DALLAS — Sen. Rand Paul, R-Ky., is expected to soon propose legislation that would shore up the structurally insolvent Highway Trust Fund with revenue from a tax cut on foreign corporate earnings.

Paul told a Ripon Society gathering on Wednesday that he and Sen. Barbara Boxer, D-Calif., are close to an agreement on a measure that would dedicate collections from the tax reform plan to the HTF, which supports federal grants to states for highway and transit projects.

Paul's staff declined to provide specifics of the new legislation being developed.

Boxer was the chairwoman of the Senate Environment and Public Works Committee last year when it passed a $242 billion, six-year transportation measure.

With the post-election shift in leadership of the Senate, she is now the ranking Democrat on the committee, which is chaired by Sen. James Inhofe, R-Okla.

Boxer announced earlier this month that she will not seek re-election in 2016.

The Senate committee will consider a variety of transportation funding options, including corporate tax reform, more public-private partnerships, and an increase in the federal gasoline tax, when it begins work on a five-year funding bill, Inhofe said this week.

Last year, Paul proposed a repatriation plan with a tax holiday that he said could bring in up to $16 billion in new money.

The Paul proposal would have allowed U.S. based corporations to bring back foreign subsidy earnings at a 10% rate for two to three years to avoid the current 35% tax rate.

Paul said he would have preferred a reduction to 5% but the lower rate was not politically possible.

The 2014 repatriation plan was endorsed by then-Senate Minority Leader Mitch McConnell, R-Ky., and Senate Majority Leader Harry Reid, D-Nev., before they swapped those posts in the new Congress.

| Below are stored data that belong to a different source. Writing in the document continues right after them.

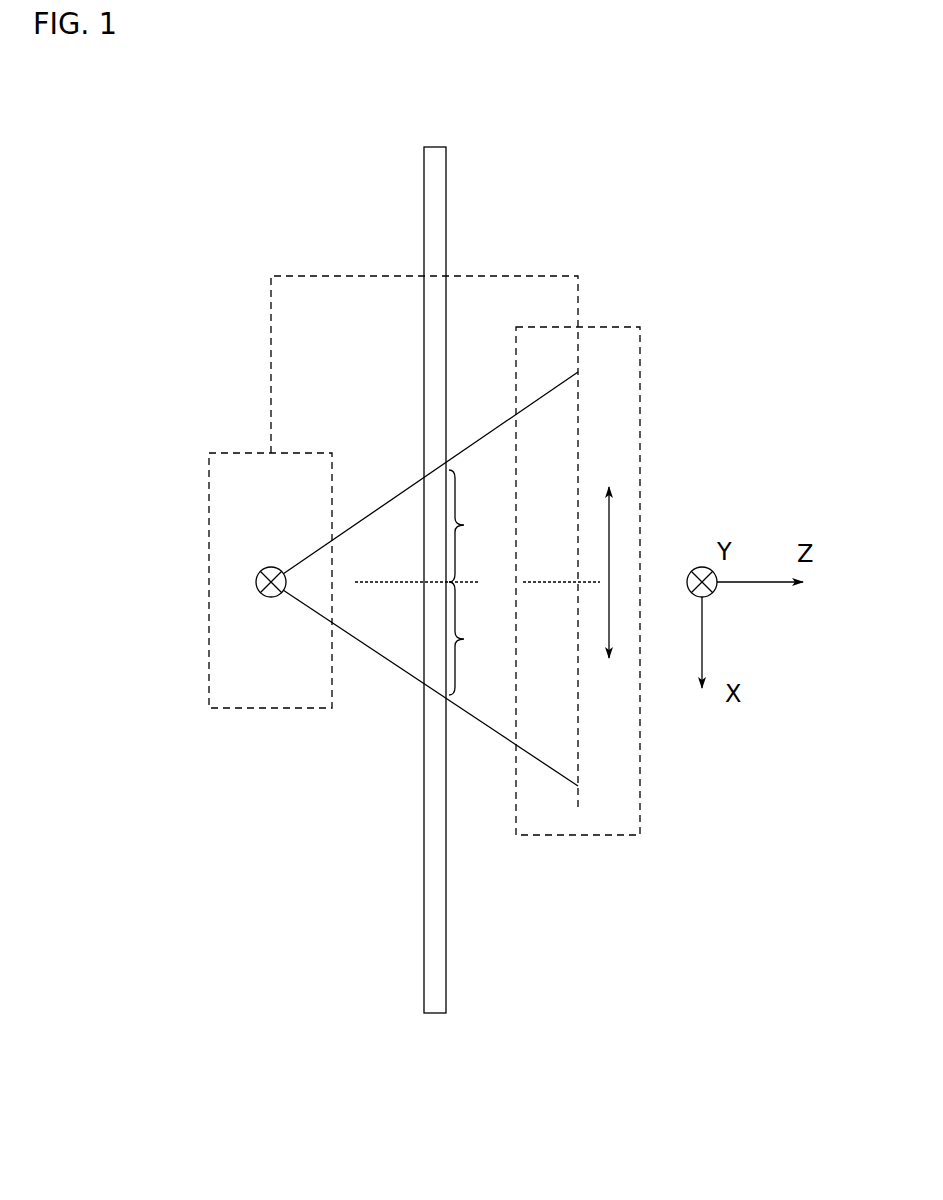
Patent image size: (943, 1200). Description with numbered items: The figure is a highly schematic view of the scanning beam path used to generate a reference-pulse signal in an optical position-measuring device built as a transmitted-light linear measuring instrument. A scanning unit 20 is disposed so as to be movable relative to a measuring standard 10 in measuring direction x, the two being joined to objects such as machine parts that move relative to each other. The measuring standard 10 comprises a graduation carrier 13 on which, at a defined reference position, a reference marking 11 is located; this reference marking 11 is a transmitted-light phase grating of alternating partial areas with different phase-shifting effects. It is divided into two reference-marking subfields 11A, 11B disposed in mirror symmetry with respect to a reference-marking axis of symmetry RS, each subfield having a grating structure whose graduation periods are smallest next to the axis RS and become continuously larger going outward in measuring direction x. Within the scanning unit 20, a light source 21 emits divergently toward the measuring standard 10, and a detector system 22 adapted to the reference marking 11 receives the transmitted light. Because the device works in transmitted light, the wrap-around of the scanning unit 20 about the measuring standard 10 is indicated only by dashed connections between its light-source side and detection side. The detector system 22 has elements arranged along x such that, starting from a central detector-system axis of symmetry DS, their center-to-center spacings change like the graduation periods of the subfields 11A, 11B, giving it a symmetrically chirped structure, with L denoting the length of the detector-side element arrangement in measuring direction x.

The measuring standard 10 is at (443, 606).
The reference marking 11 is at (406, 610).
The reference-marking subfield 11A is at (480, 526).
The reference-marking subfield 11B is at (480, 638).
The graduation carrier 13 is at (440, 951).
The scanning unit 20 is at (258, 633).
The light source 21 is at (267, 566).
The detector system 22 is at (578, 371).
The reference-marking axis of symmetry RS is at (392, 582).
The detector-system axis of symmetry DS is at (554, 582).
The length of detector-side element arrangement L is at (620, 572).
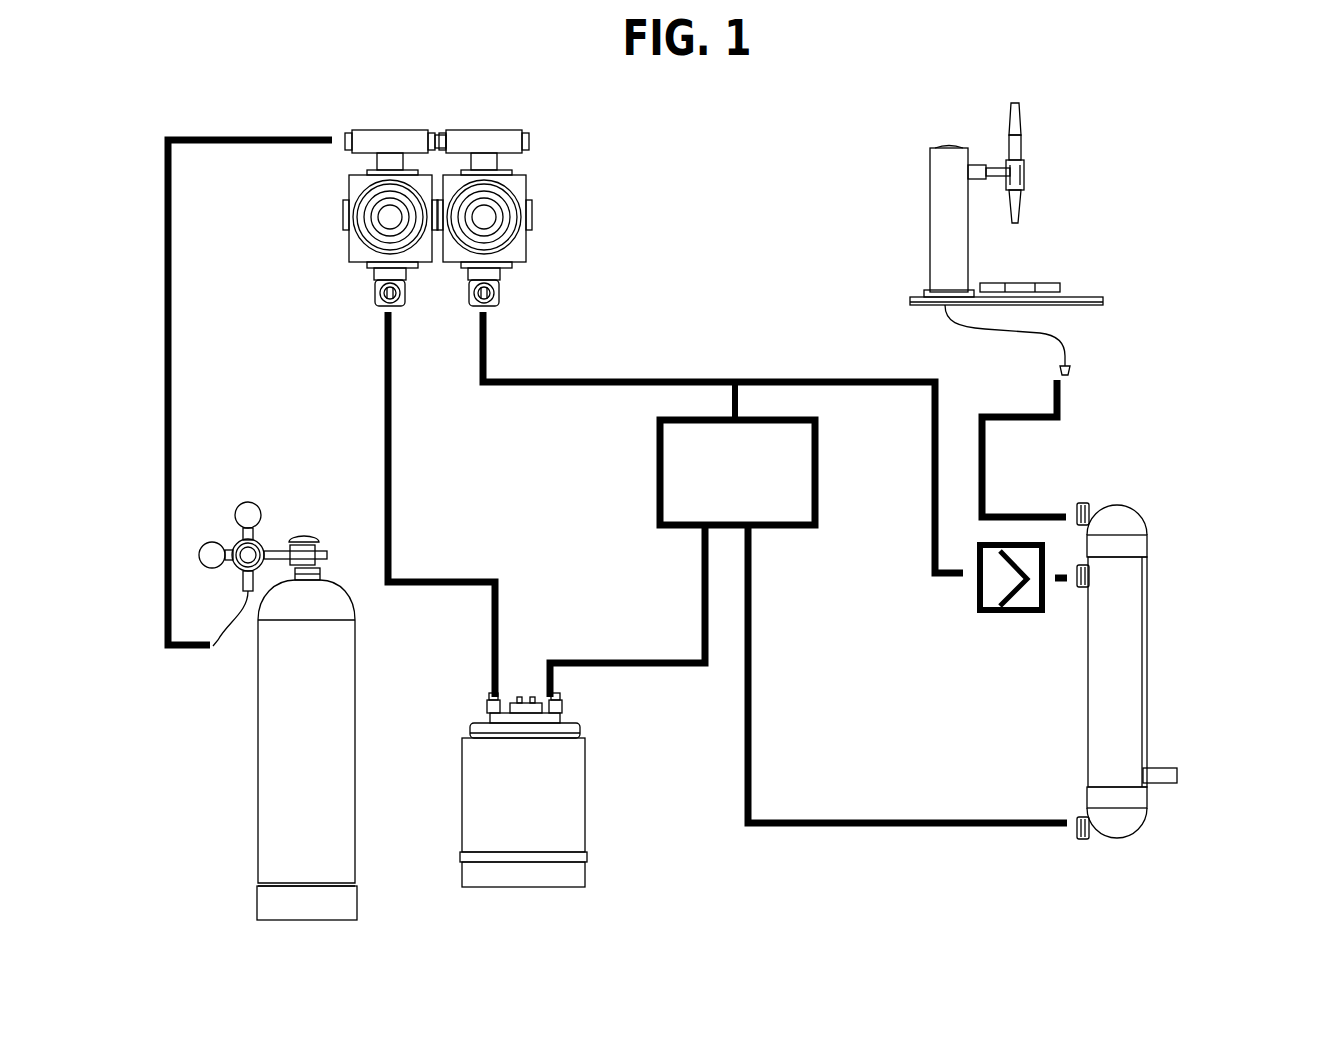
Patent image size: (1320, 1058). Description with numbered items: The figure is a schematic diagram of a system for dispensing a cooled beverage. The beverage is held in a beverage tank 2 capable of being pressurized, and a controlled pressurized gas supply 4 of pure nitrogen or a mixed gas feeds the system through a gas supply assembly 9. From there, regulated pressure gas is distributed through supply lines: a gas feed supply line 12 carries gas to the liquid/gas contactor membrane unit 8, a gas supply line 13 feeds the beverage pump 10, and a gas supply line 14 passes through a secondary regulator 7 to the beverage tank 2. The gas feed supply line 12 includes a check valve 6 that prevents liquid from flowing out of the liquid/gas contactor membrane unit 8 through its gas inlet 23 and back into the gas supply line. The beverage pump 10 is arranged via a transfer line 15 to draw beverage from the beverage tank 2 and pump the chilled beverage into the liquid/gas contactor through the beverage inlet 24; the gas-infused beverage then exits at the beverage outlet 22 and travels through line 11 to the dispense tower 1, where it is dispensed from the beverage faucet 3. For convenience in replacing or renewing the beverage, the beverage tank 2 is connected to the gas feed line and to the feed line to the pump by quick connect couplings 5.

The dispense tower 1 is at (926, 188).
The beverage tank 2 is at (597, 816).
The beverage faucet 3 is at (1035, 168).
The controlled pressurized gas supply 4 is at (257, 778).
The quick connect couplings 5 is at (487, 700).
The check valve 6 is at (1008, 614).
The secondary regulator 7 is at (347, 238).
The liquid/gas contactor membrane unit 8 is at (1152, 680).
The gas supply assembly 9 is at (266, 503).
The beverage pump 10 is at (737, 472).
The line to tower assembly 11 is at (988, 460).
The gas feed supply line to liquid/gas contactor membrane unit 12 is at (798, 378).
The gas supply line to beverage pump 13 is at (730, 405).
The gas supply line to beverage tank 14 is at (393, 553).
The transfer line 15 is at (641, 669).
The beverage outlet 22 is at (1098, 500).
The gas inlet 23 is at (1074, 588).
The beverage inlet 24 is at (1076, 843).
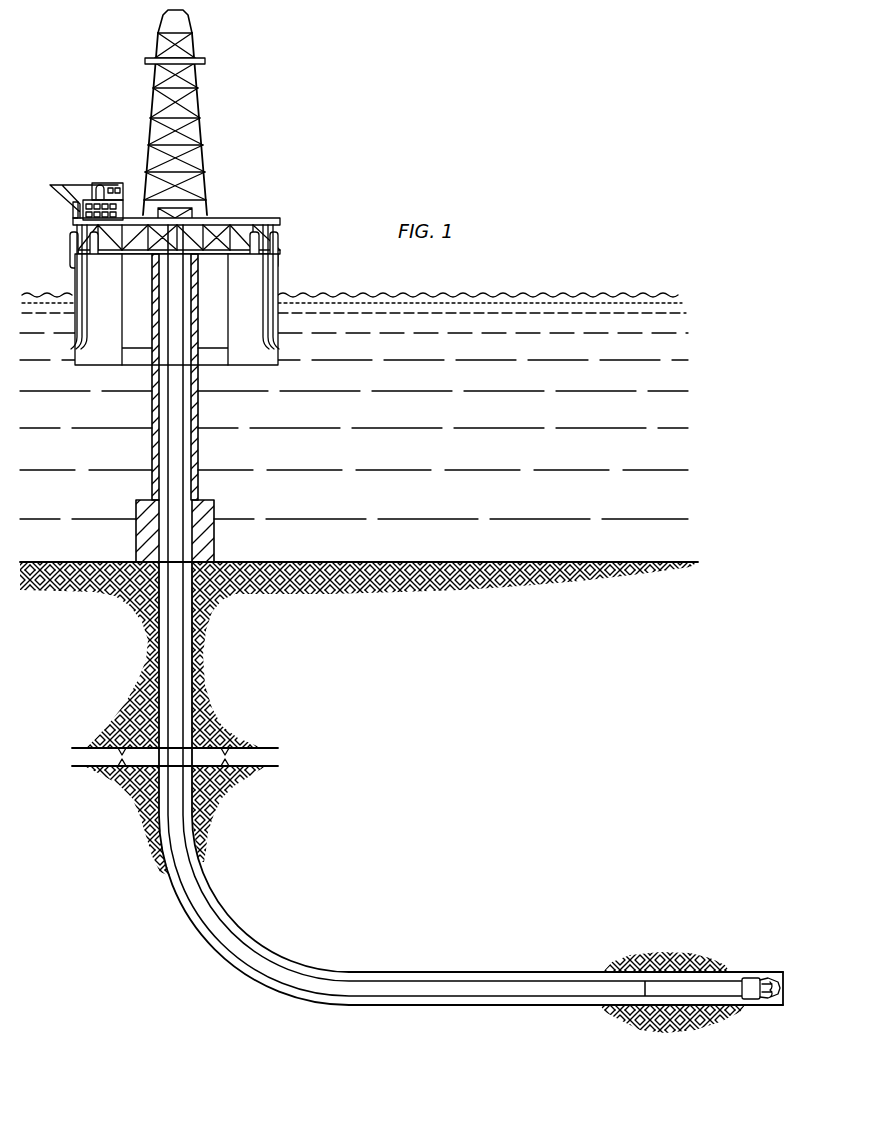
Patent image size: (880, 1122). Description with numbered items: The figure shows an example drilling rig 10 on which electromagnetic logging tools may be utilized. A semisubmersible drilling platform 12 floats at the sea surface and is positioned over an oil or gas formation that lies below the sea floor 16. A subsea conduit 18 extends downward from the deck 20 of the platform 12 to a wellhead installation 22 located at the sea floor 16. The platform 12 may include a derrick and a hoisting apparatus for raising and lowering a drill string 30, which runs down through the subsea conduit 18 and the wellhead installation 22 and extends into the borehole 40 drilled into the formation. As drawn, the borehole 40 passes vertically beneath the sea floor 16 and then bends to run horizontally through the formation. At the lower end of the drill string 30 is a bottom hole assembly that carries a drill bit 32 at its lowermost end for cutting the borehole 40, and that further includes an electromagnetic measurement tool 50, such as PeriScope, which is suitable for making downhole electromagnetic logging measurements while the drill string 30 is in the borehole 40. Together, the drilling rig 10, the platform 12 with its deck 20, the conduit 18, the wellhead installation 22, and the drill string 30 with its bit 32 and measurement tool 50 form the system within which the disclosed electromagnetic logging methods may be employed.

The drilling rig 10 is at (278, 117).
The semisubmersible drilling platform 12 is at (265, 218).
The deck 20 is at (280, 250).
The subsea conduit 18 is at (198, 448).
The wellhead installation 22 is at (205, 499).
The sea floor 16 is at (410, 562).
The drill string 30 is at (175, 380).
The borehole 40 is at (160, 656).
The electromagnetic measurement tool 50 is at (540, 988).
The drill bit 32 is at (757, 977).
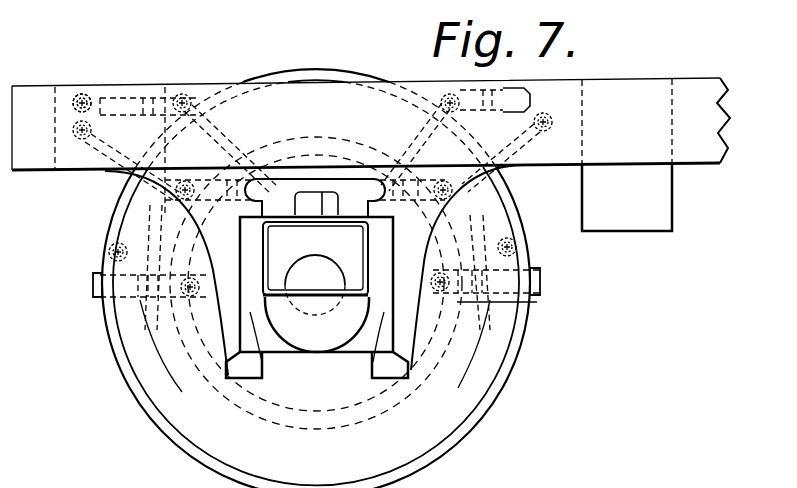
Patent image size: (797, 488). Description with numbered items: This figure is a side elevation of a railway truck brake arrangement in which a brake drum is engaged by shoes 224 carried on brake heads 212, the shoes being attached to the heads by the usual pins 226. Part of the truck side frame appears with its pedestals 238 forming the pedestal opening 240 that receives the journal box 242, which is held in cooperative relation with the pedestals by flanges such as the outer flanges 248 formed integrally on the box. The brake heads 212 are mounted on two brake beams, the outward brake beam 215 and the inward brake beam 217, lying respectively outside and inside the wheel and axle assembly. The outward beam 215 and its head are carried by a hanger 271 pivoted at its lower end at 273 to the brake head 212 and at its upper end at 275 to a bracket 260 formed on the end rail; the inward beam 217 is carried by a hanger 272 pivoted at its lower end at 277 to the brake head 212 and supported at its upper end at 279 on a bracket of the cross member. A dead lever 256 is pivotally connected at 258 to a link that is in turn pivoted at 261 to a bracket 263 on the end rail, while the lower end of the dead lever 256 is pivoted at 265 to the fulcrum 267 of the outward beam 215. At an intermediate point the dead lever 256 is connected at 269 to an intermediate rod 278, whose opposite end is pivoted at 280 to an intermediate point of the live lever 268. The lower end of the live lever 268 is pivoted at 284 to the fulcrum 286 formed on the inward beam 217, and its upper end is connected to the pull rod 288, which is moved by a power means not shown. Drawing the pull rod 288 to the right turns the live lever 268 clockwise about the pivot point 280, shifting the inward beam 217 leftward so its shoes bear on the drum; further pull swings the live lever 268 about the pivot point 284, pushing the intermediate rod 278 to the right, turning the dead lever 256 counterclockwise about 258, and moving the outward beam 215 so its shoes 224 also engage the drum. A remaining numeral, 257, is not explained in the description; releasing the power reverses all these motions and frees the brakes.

The brake head 212 is at (110, 337).
The brake beam 215 is at (98, 288).
The brake beam 217 is at (541, 277).
The shoes 224 is at (188, 370).
The pins 226 is at (162, 204).
The pedestals 238 is at (233, 385).
The pedestal opening 240 is at (279, 237).
The journal box 242 is at (262, 170).
The outer flanges 248 is at (367, 355).
The dead lever 256 is at (196, 130).
The upper bracket 257 is at (118, 107).
The pivot connection 258 is at (190, 96).
The bracket 260 is at (66, 108).
The pivot connection 261 is at (88, 100).
The bracket 263 is at (78, 92).
The pivot connection 265 is at (143, 392).
The fulcrum 267 is at (142, 363).
The live lever 268 is at (437, 133).
The pivot connection 269 is at (201, 170).
The hanger 271 is at (100, 193).
The hanger 272 is at (525, 212).
The pivot connection 273 is at (108, 252).
The pivot connection 275 is at (95, 133).
The pivot connection 277 is at (516, 249).
The intermediate rod 278 is at (365, 175).
The pivot support 279 is at (548, 122).
The pivot point 280 is at (447, 181).
The pivot point 284 is at (465, 335).
The fulcrum 286 is at (440, 92).
The pull rod 288 is at (537, 80).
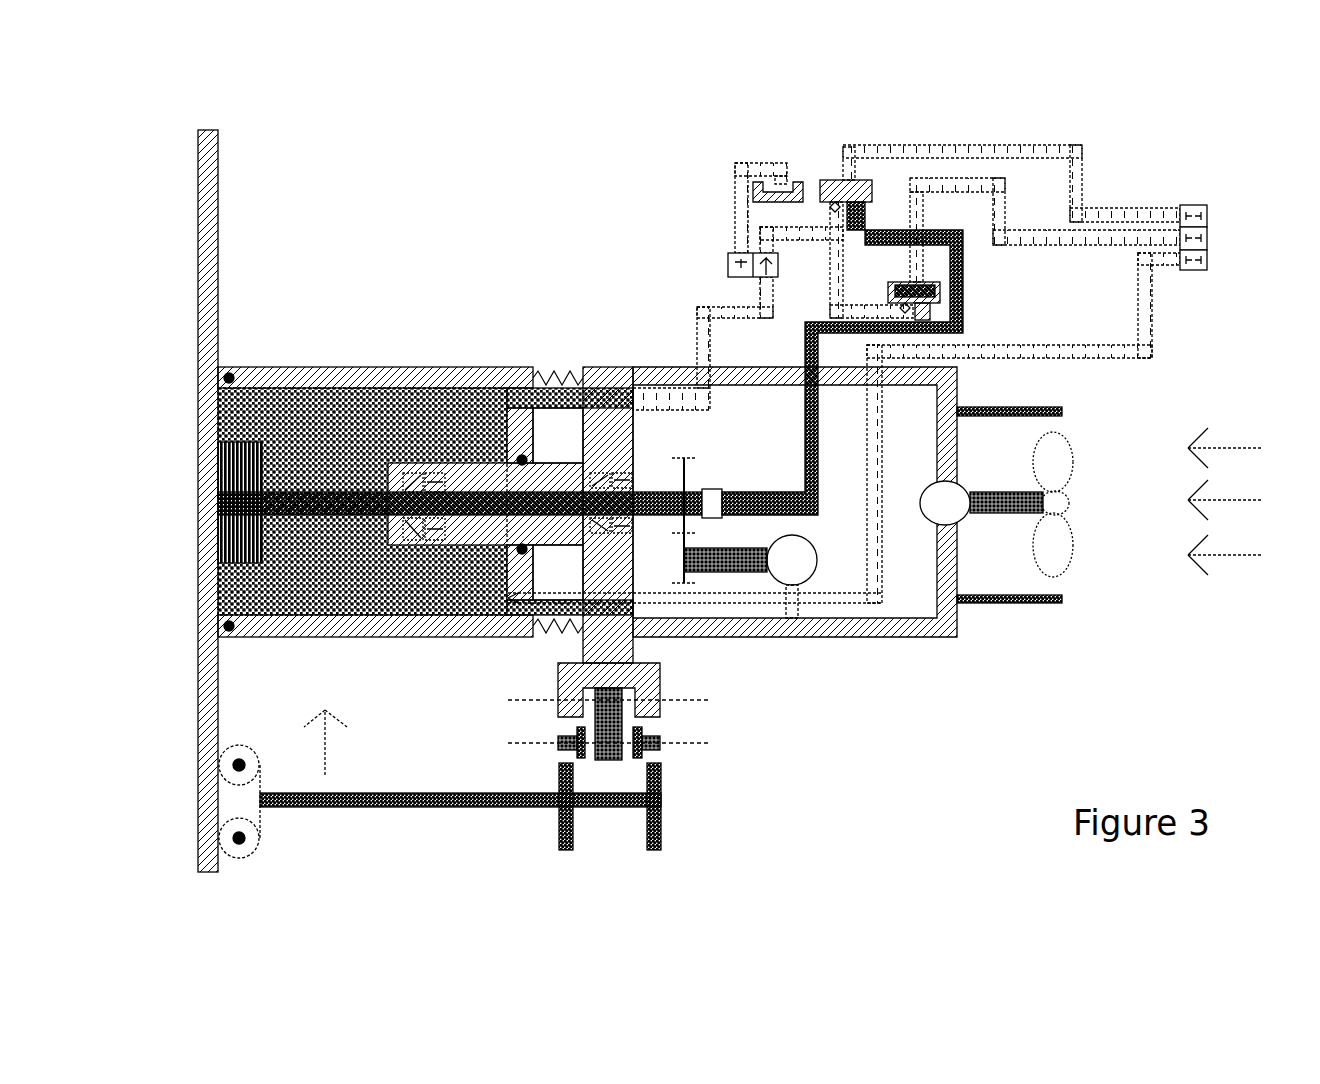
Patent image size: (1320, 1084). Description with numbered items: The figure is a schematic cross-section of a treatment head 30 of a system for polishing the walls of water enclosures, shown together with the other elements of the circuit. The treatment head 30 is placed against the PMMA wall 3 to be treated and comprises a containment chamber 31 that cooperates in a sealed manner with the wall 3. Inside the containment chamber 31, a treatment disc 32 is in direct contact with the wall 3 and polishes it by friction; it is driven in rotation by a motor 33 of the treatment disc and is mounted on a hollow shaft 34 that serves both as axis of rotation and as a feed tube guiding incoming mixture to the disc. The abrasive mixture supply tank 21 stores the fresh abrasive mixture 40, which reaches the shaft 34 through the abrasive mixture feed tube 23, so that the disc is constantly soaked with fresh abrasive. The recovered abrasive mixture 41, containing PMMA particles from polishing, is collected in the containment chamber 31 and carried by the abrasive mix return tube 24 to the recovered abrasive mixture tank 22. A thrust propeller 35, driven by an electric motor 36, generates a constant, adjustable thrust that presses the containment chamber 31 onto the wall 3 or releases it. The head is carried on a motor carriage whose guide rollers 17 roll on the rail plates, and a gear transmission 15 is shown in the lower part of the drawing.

The wall 3 is at (208, 232).
The gear transmission 15 is at (657, 800).
The guide rollers 17 is at (236, 766).
The abrasive mixture supply tank 21 is at (960, 287).
The recovered abrasive mixture tank 22 is at (840, 192).
The abrasive mixture feed tube 23 is at (818, 470).
The abrasive mix return tube 24 is at (700, 310).
The treatment head 30 is at (466, 347).
The containment chamber 31 is at (298, 412).
The treatment disc 32 is at (222, 500).
The motor of the treatment disc 33 is at (800, 563).
The hollow shaft 34 is at (652, 500).
The thrust propeller 35 is at (1060, 497).
The electric motor 36 is at (945, 502).
The fresh abrasive mixture 40 is at (811, 424).
The recovered abrasive mixture 41 is at (703, 347).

Paul said that much of the opposition to repatriations in the Congress is coming from the Republicans, who want a more comprehensive tax-reform program.

Repatriation of foreign corporate tax earnings is a popular transportation funding source being discussed in Congress, House Transportation and Infrastructure Committee, chairman Rep. Bill Shuster, R-Pa., said on Thursday at the U.S. Conference of Mayors' Winter Meeting.

The panel is working with the Ways and Means Committee to find a funding solution for a five-to-six-year transportation bill, according to Shuster.

An increase in the federal gasoline tax to bolster the HTF is unlikely, he said.

"I just don't believe votes are there in Congress at this point to do that," Shuster said.

The $302 billion, four-year transportation funding proposal that President Obama made last year relied on $150 billion of revenue from corporate-tax repatriations.

A similar plan was proposed by former Rep. Dave Camp, R-Mich., in 2014. It would have taxed all repatriated income at a reduced rate and would have generated $170 billion over 10 years for transportation funding.

The Joint Committee on Taxation said last year that reviving a 5.25% corporate tax holiday from 2004 could generate an additional $20 billion in the first two years but would result in an overall 20-year revenue loss of $96 billion.

Tax holidays provide an incentive for corporations to bring profits back into the United States for a short period, but that's usually money that would be have come back anyway over the longer term, said Marc Goldwein, senior policy director at the Center for a Responsible Federal Budget.

U.S. multinational companies can defer taxes on non-financial income earned overseas until they bring the money back at the 35% corporate rate, Goldwein explained. American companies hold about $2 trillion in cash overseas, he noted.

"The real question about the repatriation plan is, will it be a one-time holiday or a transition to a U.S.-based tax like the Camp plan?" Goldwein said.

"The tax holiday is a terrible idea. A transition plan wouldn't be the best idea, but it is better than the alternative."